The Times is all over the running story of its future. Along with a piece breaking the news that Tribune is offering KTLA to potential buyers, James Rainey reports that two months before former Times editor John Carroll left last year, he visited Brentwood to confide his complaints about Tribune to Eli Broad and ask if the billionaire might consider buying the paper. (Telling aside: Despite being top guy at the Times for five years, Carroll needed an out-of-town introduction from Time Inc. editor-in-chief Norman Pearlstine to see Broad.) The revelation that Carroll went behind the backs of his bosses, bad-mouthing them to influential L.A. figures, is high in a piece about the culture clash and bad blood between Chicago and Los Angeles over control of the Times. (See my musings on the subject from Wednesday.)
Programming note: I gave my take on the Times-Tribune culture clash for this morning's Day to Day on NPR.
Rainey details how Carrol bristled at Tribune-mandated cuts that did not seem part of any strategic plan for the future, and how Chicago thought Carroll was an obstacle to melding the Tribune and Times cultures. As I reported at the time, Dean Baquet almost resigned with Carroll, but decided to accept Tribune's offer to become #1, figuring that he could dampen Chicago's meddling. Baquet became disenchanted, however, and eagerly received reports this summer from private meetings between managing editor Leo Wolinsky and Broad, David Geffen and Ron Burkle. Carroll also kept up contacts with Broad, encouraging him to make a play for the Times, Rainey reports. The Times even ran a Steve Lopez column inviting the billionaires to bid.
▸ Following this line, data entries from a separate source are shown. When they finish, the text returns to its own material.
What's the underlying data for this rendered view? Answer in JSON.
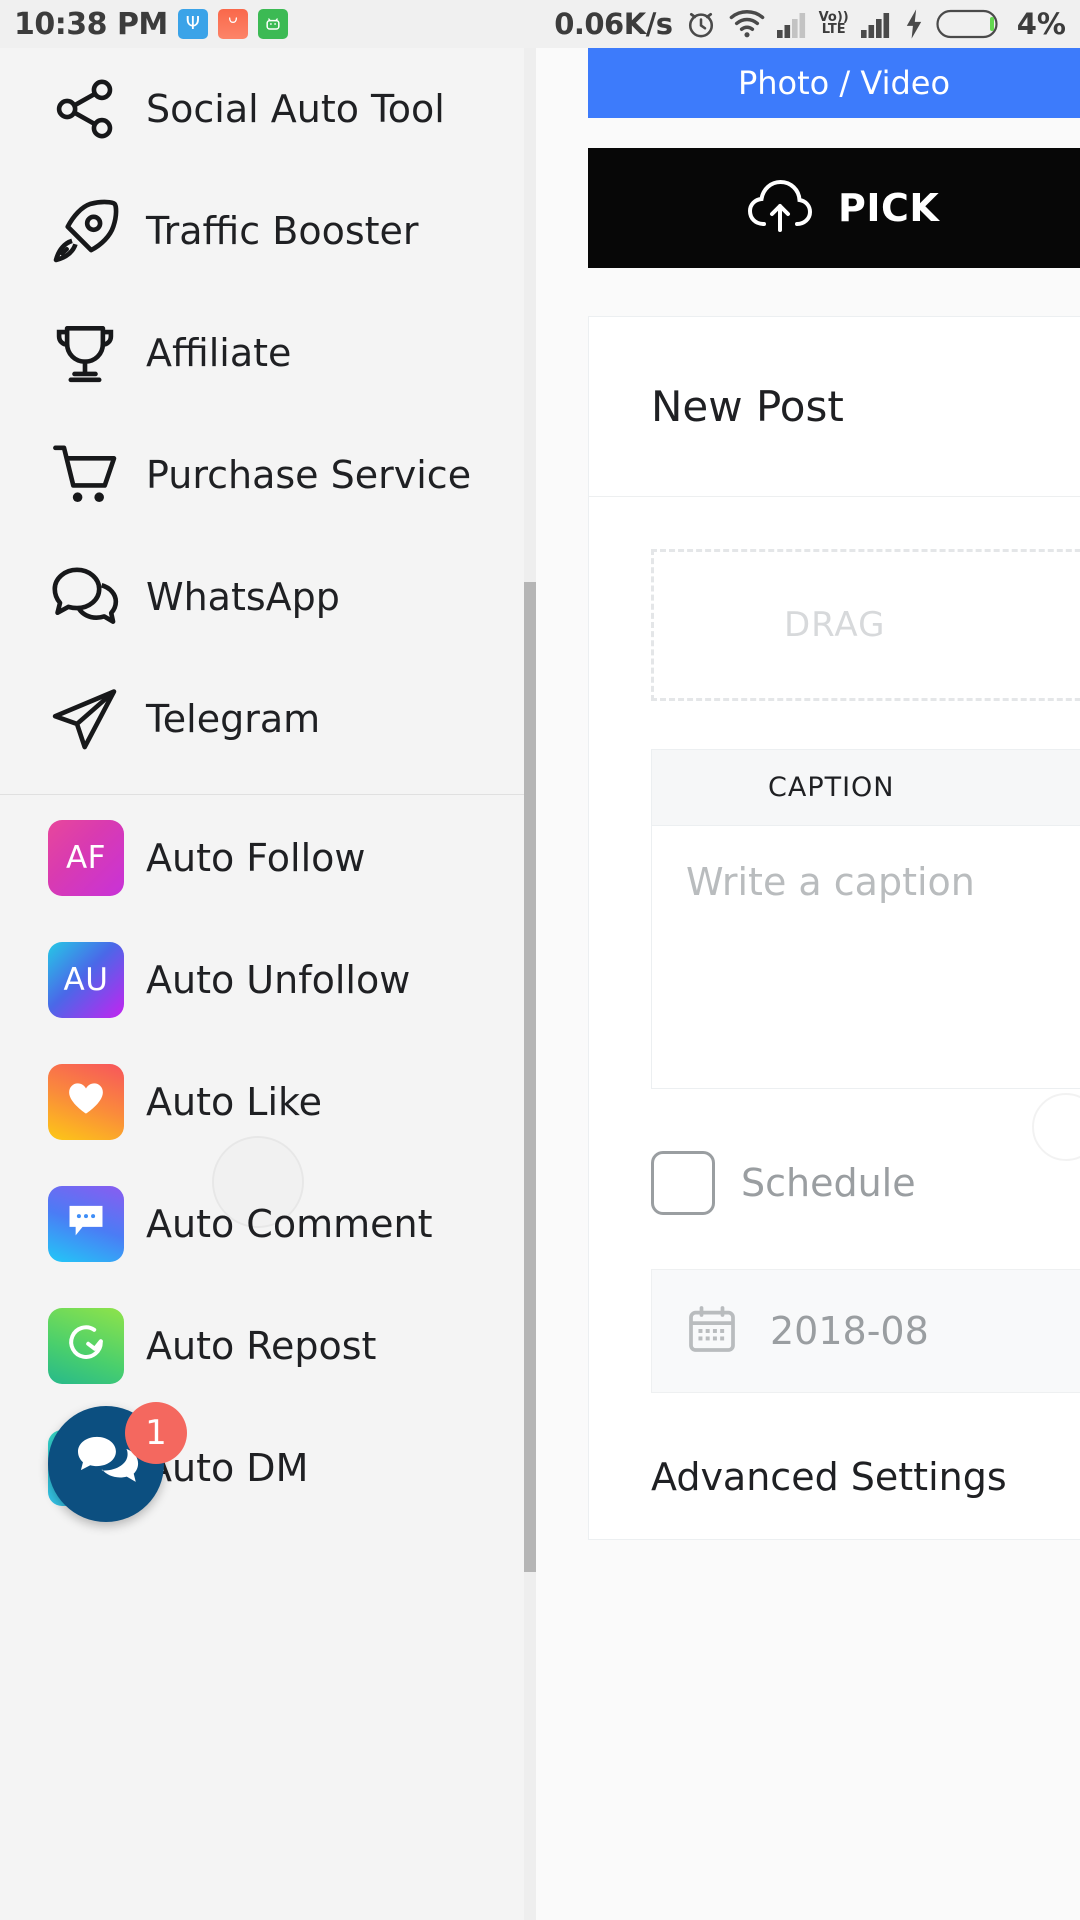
{
  "status_bar": {
    "time": "10:38 PM",
    "network_speed": "0.06K/s",
    "battery_percent": "4%",
    "volte_label_top": "Vo))",
    "volte_label_bottom": "LTE",
    "icons": [
      "usb-icon",
      "shopping-bag-icon",
      "android-robot-icon",
      "alarm-clock-icon",
      "wifi-icon",
      "signal-bars-icon",
      "volte-icon",
      "signal-bars-icon-2",
      "charging-bolt-icon",
      "battery-icon"
    ]
  },
  "drawer": {
    "items": [
      {
        "label": "Social Auto Tool",
        "icon": "share-nodes-icon"
      },
      {
        "label": "Traffic Booster",
        "icon": "rocket-icon"
      },
      {
        "label": "Affiliate",
        "icon": "trophy-icon"
      },
      {
        "label": "Purchase Service",
        "icon": "shopping-cart-icon"
      },
      {
        "label": "WhatsApp",
        "icon": "chat-bubbles-icon"
      },
      {
        "label": "Telegram",
        "icon": "paper-plane-icon"
      }
    ],
    "auto_items": [
      {
        "label": "Auto Follow",
        "badge": "AF",
        "icon": "auto-follow-tile"
      },
      {
        "label": "Auto Unfollow",
        "badge": "AU",
        "icon": "auto-unfollow-tile"
      },
      {
        "label": "Auto Like",
        "badge": "",
        "icon": "heart-tile"
      },
      {
        "label": "Auto Comment",
        "badge": "",
        "icon": "comment-tile"
      },
      {
        "label": "Auto Repost",
        "badge": "",
        "icon": "repost-tile"
      },
      {
        "label": "Auto DM",
        "badge": "",
        "icon": "dm-tile"
      }
    ]
  },
  "fab": {
    "icon": "chat-bubbles-icon",
    "badge_count": "1"
  },
  "content": {
    "tab_label": "Photo / Video",
    "pick_button_label": "PICK",
    "pick_icon": "cloud-upload-icon",
    "card_title": "New Post",
    "drag_zone_label": "DRAG",
    "caption_header": "CAPTION",
    "caption_placeholder": "Write a caption",
    "schedule_label": "Schedule",
    "schedule_checked": false,
    "date_value": "2018-08",
    "date_icon": "calendar-icon",
    "advanced_settings_label": "Advanced Settings"
  },
  "colors": {
    "tab_blue": "#3d7bfb",
    "pick_black": "#070707",
    "fab_navy": "#0c4f80",
    "badge_red": "#f4685f",
    "drawer_bg": "#f4f4f4"
  }
}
Another interesting tidbit: the story says that plans for synergy between the Times's older audience and KTLA's younger demo failed, in part because the Times used another TV station to promote the hugely popular Festival of Books and shared big stories with PBS before it would share with with its nominal sister station. Tribune's motive for selling KTLA, WGN in Chicago and WPIX in New York may be driven more by the Democratic takeover of Congress, which probably dooms any relaxation of the crossover rules that forbid the company from owning newspapers and TV stations in the same media market.